BY THE end of Friday 20 August, police had arrested a local farmer, Tony Martin, for allegedly shooting two men he caught attempting to burgle his farmhouse. One of the men died. Good. Blown Away For Thieving, as one newspaper wailed. Serves him right. We employ the police to protect us. When they fail to do that, we should be entitled to defend ourselves. Once a burglar gains entry to your property, the contract between public and police has broken down. And you should be entitled to take any action necessary against the intruder, up to and including shooting them dead. Someone who breaks into a home puts himself outside the law and forfeits his rights. (Richard Littlejohn)

The Times

THE MURDER mystery engulfing East Anglian farmer Tony Martin is not part of some satisfying intellectual puzzle for Inspector Dalgleish. It is a stark moral rebuke for the policemen with whom P D James's middle- class readers have to deal. No citizen, however frustrated with the failure of the police to protect them, should act in defiance of the law. Vigilantes inflict damage on the moral order which is their best protection. When citizens can neither rebuke young thugs for rowdiness, nor cause burglars to think twice before trespassing, for fear of themselves being prosecuted, then the law is more than an ass.
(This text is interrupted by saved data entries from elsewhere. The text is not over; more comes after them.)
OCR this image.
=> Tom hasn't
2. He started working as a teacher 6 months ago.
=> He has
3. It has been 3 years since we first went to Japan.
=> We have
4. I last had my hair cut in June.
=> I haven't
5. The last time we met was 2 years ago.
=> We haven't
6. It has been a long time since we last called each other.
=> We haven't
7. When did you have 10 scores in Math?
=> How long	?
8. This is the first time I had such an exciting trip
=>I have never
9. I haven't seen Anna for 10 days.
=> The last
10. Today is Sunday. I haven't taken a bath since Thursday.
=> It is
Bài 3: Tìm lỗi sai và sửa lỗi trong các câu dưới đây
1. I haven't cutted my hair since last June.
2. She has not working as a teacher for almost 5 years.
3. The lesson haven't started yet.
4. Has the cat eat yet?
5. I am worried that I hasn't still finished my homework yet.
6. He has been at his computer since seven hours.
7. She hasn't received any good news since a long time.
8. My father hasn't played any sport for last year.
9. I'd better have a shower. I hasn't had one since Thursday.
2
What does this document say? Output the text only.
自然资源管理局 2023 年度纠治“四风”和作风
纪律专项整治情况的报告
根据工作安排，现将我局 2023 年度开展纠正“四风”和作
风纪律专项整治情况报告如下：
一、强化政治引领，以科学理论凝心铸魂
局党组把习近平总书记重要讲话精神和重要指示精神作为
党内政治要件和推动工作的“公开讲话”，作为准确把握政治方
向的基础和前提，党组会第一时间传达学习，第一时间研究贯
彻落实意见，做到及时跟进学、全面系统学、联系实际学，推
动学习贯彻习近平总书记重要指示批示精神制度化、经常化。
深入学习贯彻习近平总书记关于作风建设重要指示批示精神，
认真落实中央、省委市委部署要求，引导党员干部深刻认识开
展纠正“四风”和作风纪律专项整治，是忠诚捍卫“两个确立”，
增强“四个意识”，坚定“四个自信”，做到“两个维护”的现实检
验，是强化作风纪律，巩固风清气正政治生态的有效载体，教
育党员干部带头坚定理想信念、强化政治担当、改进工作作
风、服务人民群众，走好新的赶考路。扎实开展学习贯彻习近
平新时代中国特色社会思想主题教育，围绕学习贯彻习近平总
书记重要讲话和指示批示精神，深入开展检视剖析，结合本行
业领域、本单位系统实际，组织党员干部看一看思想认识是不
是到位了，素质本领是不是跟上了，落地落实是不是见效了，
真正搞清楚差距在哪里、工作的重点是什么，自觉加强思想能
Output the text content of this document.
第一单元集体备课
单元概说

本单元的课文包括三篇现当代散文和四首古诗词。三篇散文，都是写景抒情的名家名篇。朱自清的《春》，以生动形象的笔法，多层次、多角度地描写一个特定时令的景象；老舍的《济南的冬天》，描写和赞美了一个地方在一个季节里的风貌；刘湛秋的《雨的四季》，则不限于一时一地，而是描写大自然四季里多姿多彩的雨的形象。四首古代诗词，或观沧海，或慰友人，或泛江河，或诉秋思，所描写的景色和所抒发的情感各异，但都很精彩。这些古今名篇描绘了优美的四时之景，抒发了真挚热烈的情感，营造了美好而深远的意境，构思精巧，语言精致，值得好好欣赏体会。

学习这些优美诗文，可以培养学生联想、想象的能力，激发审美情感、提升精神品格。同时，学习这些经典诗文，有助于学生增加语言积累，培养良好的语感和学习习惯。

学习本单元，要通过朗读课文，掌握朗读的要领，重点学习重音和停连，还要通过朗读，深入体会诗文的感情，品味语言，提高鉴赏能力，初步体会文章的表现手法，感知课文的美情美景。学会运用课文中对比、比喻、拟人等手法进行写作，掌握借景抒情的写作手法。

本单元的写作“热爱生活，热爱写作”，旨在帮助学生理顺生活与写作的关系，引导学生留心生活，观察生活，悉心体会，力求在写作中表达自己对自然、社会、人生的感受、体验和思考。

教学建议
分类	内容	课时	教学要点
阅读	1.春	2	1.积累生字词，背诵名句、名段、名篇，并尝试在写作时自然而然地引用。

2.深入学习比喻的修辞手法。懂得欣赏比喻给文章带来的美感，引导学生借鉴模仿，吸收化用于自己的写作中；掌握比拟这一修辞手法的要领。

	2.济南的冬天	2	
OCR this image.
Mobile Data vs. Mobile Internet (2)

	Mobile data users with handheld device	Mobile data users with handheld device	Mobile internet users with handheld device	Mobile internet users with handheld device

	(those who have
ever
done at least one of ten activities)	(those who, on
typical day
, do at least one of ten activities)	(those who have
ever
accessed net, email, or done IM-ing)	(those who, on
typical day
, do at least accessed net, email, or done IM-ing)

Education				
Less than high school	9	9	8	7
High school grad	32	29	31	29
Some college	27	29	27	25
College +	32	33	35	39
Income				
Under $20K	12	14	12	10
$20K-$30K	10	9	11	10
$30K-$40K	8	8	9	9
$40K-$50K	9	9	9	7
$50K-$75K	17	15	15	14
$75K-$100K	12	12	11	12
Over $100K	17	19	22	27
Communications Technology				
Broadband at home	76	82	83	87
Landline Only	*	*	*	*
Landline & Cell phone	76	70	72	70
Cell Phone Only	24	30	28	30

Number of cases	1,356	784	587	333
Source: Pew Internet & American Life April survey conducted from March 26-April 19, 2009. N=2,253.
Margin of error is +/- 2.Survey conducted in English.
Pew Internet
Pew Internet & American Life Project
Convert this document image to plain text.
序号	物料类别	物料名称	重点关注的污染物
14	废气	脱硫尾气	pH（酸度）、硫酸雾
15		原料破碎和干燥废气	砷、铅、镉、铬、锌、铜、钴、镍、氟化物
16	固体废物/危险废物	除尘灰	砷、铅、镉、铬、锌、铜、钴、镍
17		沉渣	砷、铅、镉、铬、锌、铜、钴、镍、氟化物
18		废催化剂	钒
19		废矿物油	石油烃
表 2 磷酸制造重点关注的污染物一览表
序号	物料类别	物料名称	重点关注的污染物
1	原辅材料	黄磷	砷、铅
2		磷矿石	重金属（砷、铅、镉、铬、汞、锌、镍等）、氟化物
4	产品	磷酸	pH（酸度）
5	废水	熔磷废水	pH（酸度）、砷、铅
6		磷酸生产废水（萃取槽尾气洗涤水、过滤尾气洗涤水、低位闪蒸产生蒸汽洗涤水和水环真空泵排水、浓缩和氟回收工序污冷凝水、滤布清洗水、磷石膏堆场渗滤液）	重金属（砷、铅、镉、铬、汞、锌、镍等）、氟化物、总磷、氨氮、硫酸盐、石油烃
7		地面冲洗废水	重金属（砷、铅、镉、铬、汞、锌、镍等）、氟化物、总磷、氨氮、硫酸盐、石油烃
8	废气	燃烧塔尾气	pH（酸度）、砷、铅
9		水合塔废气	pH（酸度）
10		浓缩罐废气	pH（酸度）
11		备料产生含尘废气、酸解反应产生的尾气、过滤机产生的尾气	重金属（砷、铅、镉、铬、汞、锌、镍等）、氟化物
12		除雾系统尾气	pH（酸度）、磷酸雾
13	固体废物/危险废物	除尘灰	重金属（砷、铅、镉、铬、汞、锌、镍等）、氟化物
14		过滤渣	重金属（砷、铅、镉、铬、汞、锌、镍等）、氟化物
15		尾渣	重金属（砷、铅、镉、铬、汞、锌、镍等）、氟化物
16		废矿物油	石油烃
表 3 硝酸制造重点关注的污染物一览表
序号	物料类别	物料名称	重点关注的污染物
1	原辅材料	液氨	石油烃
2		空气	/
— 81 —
It is a rogue elephant trampling down the protection we all have a right to expect. (Michael Gove)

Daily

Telegraph

RURAL LIFE is becoming disfigured by petty vandalism and burglary, as increased mobility allows people from towns to travel easily into the countryside. Rural communities feel unable to defend themselves and look to the police for protection. Too often the police fail to meet this reasonable expectation. The law is clear that householders have the right to use reasonable force in defence of themselves and their property. But if the police cannot provide protection, the householder will need a more generous definition of self-defence. The violation of privacy and freedom that burglary involves is great: the householder should feel able to use whatever reasonable force is necessary to defeat it.

Daily Mail

IT ISN'T surprising that many believe that they can no longer rely on the police. Nor is it surprising that some come to believe, albeit misguidedly, that they must try to look after themselves. Such developments clearly cannot be tolerated. But the answer is straightforward. The police must return to the countryside. Britain is not, after all, the size of Australia. It is a small island, all of whose citizens - those in villages no less than those in towns - have an equal right to receive proper protection.